Twilight, twigs, moss, magic, fireflies…

November 21st, 2012Posted by Nancy

I-Do-So-Worry-Cover-Mailing-639x1024A few words of warning up front: I am in no way impartial about the House of Pomegranates, the wonderful people who run it, and David Keyes’ new collection of short short I Do So Worry For All Those Lost At Sea. The House of Pomegranates Press published my short story collection and the illustrated Chrysanthemum Shadows, the creative team at its heart are dear friends, and I’ve loved David’s work for years.

This new collection features 11 short stories, some linked (or are all of them linked by some mysterious factor we can’t quite grasp?), some published before in one of David’s exquisite limited editions, some of them original to this book. The central core of stories revolve around the family who live in the mysterious The House of Sleep and their neighbours. One of these neighbours is a cartographer who also happens to be a wolf. Another is a large Hare who rents the vacant mansion nearby and takes photographs of the O sisters in stripey tights in the rooftop studio.

Putting Emily to bed, a small nightlight casts fantastic shadows about the warm room. Her angel wings hang upon the door.
“William, I am writing a novel.”
“Are you? Of what?”
“Of the people who live in this house.”
“You and me?”
“No, silly, not us. I’m writing about the other people who live here.”

In the other stories there are ghosts, sisters who flee to Paris, and a mermaid longing for the sea. The writing can be lush and dreamy, with an air of Edwardian elegance, or as spiky and modern as a half-coherent conversation with a lover down a bad connection to the other side of the world. It reads the way David’s artwork (sadly not included in this book) looks – just as his art looks just like the images his words conjure.

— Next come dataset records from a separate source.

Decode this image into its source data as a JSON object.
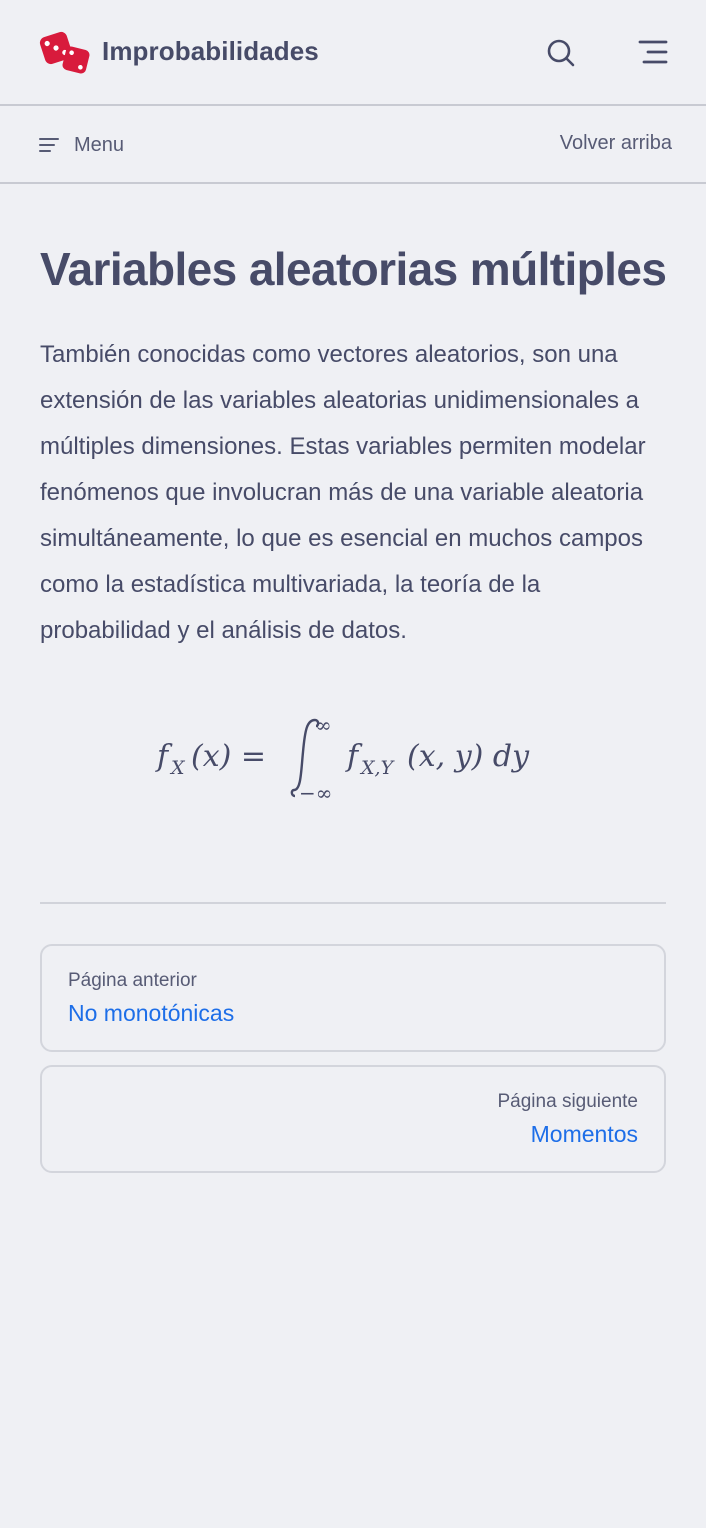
{
  "header": {
    "site_title": "Improbabilidades",
    "logo_icon": "dice-icon",
    "brand_color": "#d81b3c",
    "search_icon": "search-icon",
    "nav_icon": "hamburger-icon"
  },
  "subbar": {
    "menu_label": "Menu",
    "back_to_top": "Volver arriba"
  },
  "article": {
    "title": "Variables aleatorias múltiples",
    "intro": "También conocidas como vectores aleatorios, son una extensión de las variables aleatorias unidimensionales a múltiples dimensiones. Estas variables permiten modelar fenómenos que involucran más de una variable aleatoria simultáneamente, lo que es esencial en muchos campos como la estadística multivariada, la teoría de la probabilidad y el análisis de datos.",
    "formula": {
      "lhs": "f",
      "lhs_sub": "X",
      "lhs_arg": "(x) =",
      "upper": "∞",
      "lower": "−∞",
      "integrand": "f",
      "integrand_sub": "X,Y",
      "integrand_arg": "(x, y) dy"
    }
  },
  "pagination": {
    "prev_caption": "Página anterior",
    "prev_title": "No monotónicas",
    "next_caption": "Página siguiente",
    "next_title": "Momentos",
    "link_color": "#1d6ee8"
  }
}
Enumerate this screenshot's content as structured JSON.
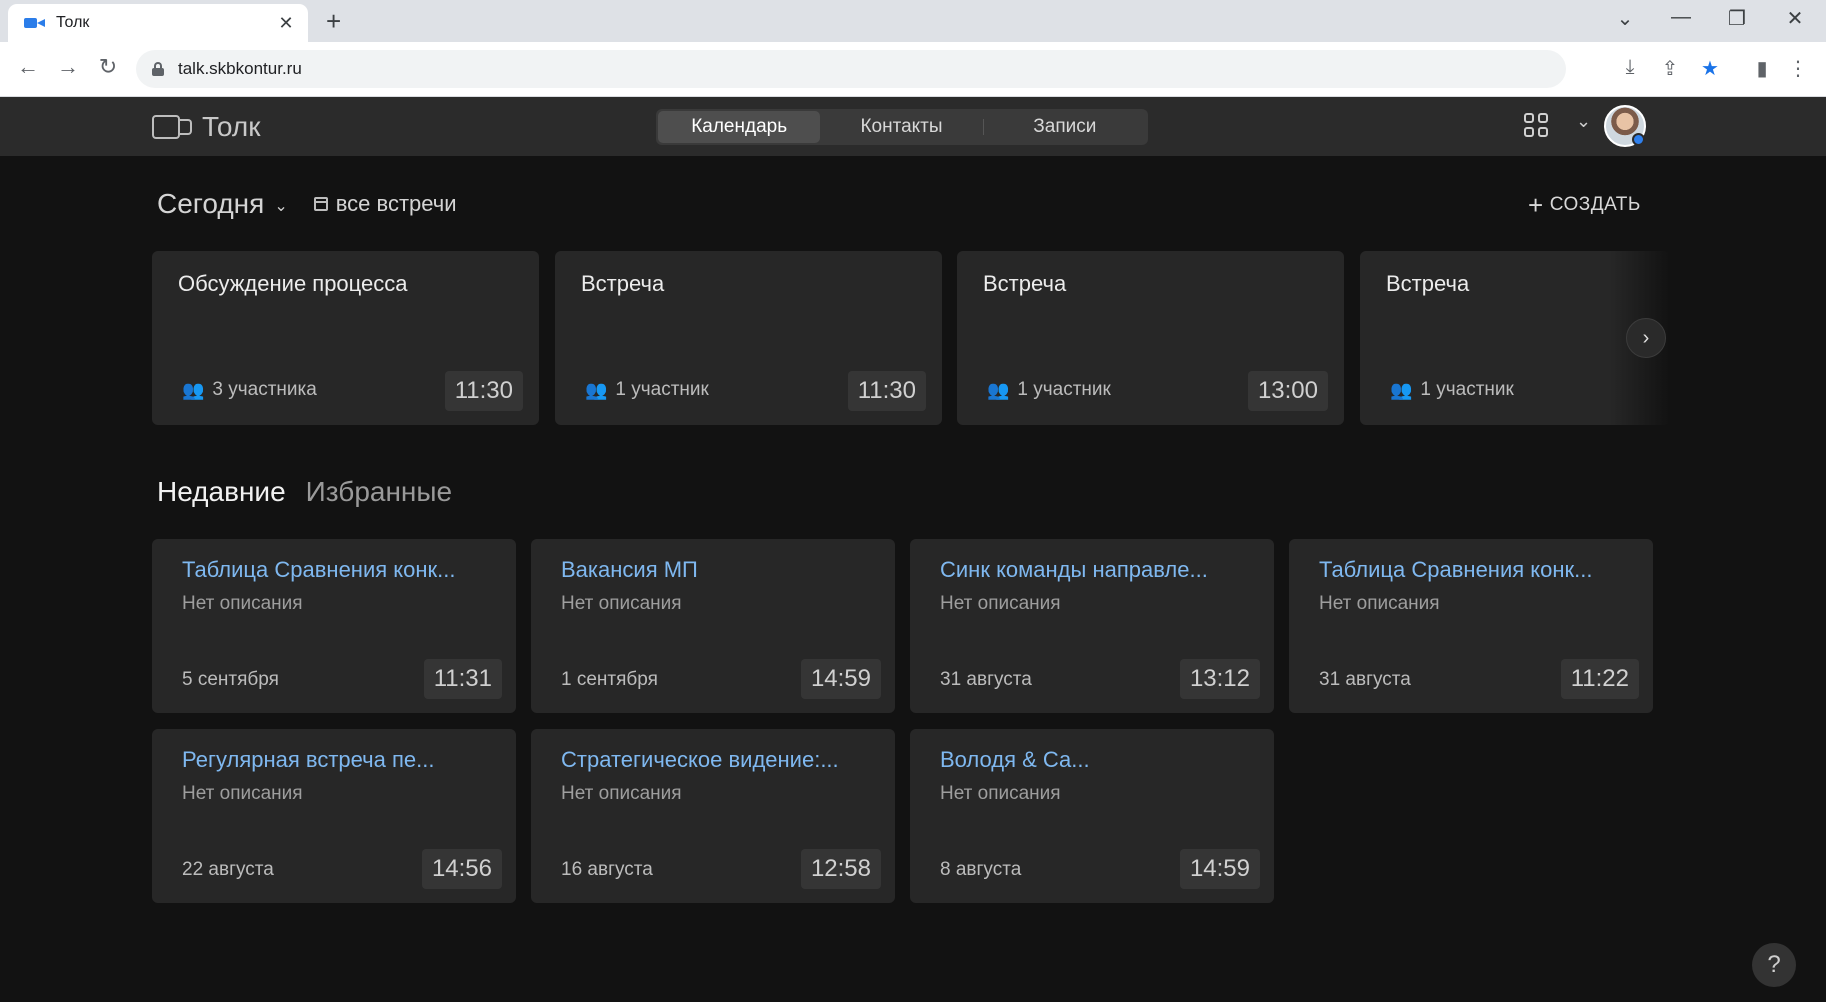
{
  "browser": {
    "tab_title": "Толк",
    "tab_close": "✕",
    "new_tab": "+",
    "window_controls": {
      "tabs_menu": "⌄",
      "minimize": "—",
      "restore": "❐",
      "close": "✕"
    },
    "nav": {
      "back": "←",
      "forward": "→",
      "reload": "↻"
    },
    "url": "talk.skbkontur.ru",
    "toolbar_icons": {
      "install": "⤓",
      "share": "⇪",
      "bookmark": "★",
      "sidepanel": "▮",
      "menu": "⋮"
    }
  },
  "header": {
    "logo_text": "Толк",
    "nav_tabs": [
      {
        "label": "Календарь",
        "active": true
      },
      {
        "label": "Контакты",
        "active": false
      },
      {
        "label": "Записи",
        "active": false
      }
    ],
    "user_chevron": "⌄",
    "icons": [
      "video-camera-icon",
      "apps-grid-icon",
      "chevron-down-icon",
      "avatar"
    ]
  },
  "today": {
    "title": "Сегодня",
    "chevron": "⌄",
    "all_meetings_label": "все встречи",
    "create_label": "СОЗДАТЬ",
    "create_plus": "+",
    "people_glyph": "👥",
    "next_arrow": "›",
    "meetings": [
      {
        "title": "Обсуждение процесса",
        "participants": "3 участника",
        "time": "11:30"
      },
      {
        "title": "Встреча",
        "participants": "1 участник",
        "time": "11:30"
      },
      {
        "title": "Встреча",
        "participants": "1 участник",
        "time": "13:00"
      },
      {
        "title": "Встреча",
        "participants": "1 участник",
        "time": ""
      }
    ]
  },
  "lists": {
    "tabs": [
      {
        "label": "Недавние",
        "active": true
      },
      {
        "label": "Избранные",
        "active": false
      }
    ],
    "recent": [
      {
        "title": "Таблица Сравнения конк...",
        "description": "Нет описания",
        "date": "5 сентября",
        "time": "11:31"
      },
      {
        "title": "Вакансия МП",
        "description": "Нет описания",
        "date": "1 сентября",
        "time": "14:59"
      },
      {
        "title": "Синк команды направле...",
        "description": "Нет описания",
        "date": "31 августа",
        "time": "13:12"
      },
      {
        "title": "Таблица Сравнения конк...",
        "description": "Нет описания",
        "date": "31 августа",
        "time": "11:22"
      },
      {
        "title": "Регулярная встреча пе...",
        "description": "Нет описания",
        "date": "22 августа",
        "time": "14:56"
      },
      {
        "title": "Стратегическое видение:...",
        "description": "Нет описания",
        "date": "16 августа",
        "time": "12:58"
      },
      {
        "title": "Володя & Са...",
        "description": "Нет описания",
        "date": "8 августа",
        "time": "14:59"
      }
    ]
  },
  "help_label": "?",
  "colors": {
    "background": "#121212",
    "card": "#272727",
    "header": "#2b2b2b",
    "link": "#7fb8f0",
    "accent_blue": "#2f80ed"
  }
}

Reading these stories is like curling up in the window seat and watching dusk darken across the lawn, watching the fireflies spark against the trees, and listening to your eccentric friends and family talk about art and dinner and the moon, knowing that in a moment you’ll hear the sound of someone shaking up the perfect martini. There is heartbreak ahead – just as there has been pain and loss and grief behind – but for the moment, this moment, everything is beautiful.